The downside is I don’t feel that same desperate dependence on God like I once did as I would cry on my knees in hotel rooms and beg God to just get me through the next speaking event. I was so afraid of what people would think. It mattered so much to be somebody great. Now? The feeling beforehand is more like thanksgiving, like enjoying the blessing of it, like I’m just out here spreading joy, and like just asking God to empower and anoint and bless the listener. It’s a confidence that God is with me and always here. It’s a humbling, quiet kind of moment with God.
I remember back to that first NPR “This I Believe” radio interview where I felt nervous for days and days. I carefully picked out my outfit (even though nobody would see me on the radio).
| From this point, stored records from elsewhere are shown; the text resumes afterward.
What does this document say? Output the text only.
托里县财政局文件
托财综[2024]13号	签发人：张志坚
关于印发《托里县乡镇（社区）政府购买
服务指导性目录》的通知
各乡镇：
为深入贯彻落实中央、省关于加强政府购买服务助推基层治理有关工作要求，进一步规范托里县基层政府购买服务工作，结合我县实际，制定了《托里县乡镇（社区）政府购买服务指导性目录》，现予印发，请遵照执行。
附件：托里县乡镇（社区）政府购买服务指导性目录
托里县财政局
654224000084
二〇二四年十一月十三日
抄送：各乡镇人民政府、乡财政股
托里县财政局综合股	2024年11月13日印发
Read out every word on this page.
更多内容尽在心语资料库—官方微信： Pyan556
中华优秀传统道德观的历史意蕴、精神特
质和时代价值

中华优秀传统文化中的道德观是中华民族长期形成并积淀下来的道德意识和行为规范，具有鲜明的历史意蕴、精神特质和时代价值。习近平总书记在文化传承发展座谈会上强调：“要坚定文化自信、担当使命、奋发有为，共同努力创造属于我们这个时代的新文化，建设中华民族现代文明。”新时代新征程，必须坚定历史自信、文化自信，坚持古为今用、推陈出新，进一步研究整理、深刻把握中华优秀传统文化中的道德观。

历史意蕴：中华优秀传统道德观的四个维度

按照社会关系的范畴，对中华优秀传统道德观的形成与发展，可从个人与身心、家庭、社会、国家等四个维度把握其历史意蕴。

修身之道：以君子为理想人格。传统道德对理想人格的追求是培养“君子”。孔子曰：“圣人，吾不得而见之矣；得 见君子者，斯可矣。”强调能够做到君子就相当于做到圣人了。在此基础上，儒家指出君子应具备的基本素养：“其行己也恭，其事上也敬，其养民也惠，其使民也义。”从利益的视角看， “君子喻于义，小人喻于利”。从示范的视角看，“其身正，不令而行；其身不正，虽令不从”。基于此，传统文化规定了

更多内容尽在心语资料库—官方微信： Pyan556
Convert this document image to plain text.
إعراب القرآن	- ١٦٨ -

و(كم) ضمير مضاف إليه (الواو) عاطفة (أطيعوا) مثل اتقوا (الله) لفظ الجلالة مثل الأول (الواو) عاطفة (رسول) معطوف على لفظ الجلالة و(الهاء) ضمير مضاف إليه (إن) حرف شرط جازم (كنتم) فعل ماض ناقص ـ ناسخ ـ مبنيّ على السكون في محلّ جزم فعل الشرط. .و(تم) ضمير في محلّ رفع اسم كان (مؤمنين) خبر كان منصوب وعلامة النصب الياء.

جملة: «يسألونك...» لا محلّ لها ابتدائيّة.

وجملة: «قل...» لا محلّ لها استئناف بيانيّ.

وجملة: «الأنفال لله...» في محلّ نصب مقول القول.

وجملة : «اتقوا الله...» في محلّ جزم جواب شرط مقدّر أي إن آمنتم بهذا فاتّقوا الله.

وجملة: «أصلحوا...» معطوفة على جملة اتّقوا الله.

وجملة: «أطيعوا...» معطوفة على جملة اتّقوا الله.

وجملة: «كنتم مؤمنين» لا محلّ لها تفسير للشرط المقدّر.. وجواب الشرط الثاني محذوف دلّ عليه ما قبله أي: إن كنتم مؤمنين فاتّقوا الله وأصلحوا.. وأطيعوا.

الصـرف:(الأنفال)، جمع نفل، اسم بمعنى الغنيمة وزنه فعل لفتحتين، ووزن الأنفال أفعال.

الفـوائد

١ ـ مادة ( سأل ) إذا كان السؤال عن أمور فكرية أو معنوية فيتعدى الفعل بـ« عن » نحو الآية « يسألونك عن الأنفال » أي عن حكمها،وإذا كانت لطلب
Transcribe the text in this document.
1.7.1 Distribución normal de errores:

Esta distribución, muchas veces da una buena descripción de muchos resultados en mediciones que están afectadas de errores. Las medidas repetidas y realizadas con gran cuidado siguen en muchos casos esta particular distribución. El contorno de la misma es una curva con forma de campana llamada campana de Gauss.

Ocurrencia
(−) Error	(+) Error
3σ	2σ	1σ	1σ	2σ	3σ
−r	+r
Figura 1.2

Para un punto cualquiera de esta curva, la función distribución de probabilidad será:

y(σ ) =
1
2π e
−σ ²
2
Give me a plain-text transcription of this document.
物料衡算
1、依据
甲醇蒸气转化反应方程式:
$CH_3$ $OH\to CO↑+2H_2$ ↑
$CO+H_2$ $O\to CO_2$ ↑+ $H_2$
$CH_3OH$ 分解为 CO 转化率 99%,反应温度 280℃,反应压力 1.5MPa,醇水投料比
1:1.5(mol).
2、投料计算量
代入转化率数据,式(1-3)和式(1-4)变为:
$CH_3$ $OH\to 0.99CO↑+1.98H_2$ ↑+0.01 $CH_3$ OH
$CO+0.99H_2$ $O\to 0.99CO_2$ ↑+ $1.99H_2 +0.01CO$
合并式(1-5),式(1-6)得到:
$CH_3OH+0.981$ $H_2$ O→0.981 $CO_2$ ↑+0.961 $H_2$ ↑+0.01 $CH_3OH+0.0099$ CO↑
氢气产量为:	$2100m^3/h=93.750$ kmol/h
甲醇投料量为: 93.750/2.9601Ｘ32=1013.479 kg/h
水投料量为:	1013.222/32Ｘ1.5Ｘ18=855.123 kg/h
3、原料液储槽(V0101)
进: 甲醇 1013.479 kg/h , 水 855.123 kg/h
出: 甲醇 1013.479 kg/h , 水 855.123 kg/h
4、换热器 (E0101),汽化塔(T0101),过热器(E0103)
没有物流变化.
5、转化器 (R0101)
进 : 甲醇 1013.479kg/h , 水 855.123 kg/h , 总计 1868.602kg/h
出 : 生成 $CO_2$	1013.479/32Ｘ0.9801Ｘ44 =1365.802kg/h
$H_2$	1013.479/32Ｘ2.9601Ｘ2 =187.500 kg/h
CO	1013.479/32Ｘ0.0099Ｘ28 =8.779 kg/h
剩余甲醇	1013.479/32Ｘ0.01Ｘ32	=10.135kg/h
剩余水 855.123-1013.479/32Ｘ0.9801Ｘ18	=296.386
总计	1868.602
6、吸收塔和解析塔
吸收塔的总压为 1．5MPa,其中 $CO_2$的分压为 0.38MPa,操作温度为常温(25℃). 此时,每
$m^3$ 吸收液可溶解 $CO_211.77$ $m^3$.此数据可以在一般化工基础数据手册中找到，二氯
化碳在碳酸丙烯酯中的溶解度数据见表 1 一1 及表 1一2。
It was such a big deal. I was so nervous. I felt so important.
Here’s what I’ve learned: Praise God you get used to your calling. It’s not a snare when you get attention; it doesn’t feel special in a way that will become an idol. It takes time, but after 10 years, you learn. You gain confidence. You know who you are and you aren’t worried so much what people think about you. You develop a consistent message, and you know what to say on the spot. After 10 years, you know how to write a talk, walk onto a stage, handle a microphone, and manage an interview.
Sometimes, you just need experience. You have to feel the adrenalin that makes you sick and know how to reframe it as a blessing of focus and clarity. Every time you do something that terrifies you, the same thing will become easier. So hang in there! Keep doing the thing that makes you nervous! One day, it won’t feel so terrifying, and you’ll learn to love it and see it as the work of the day.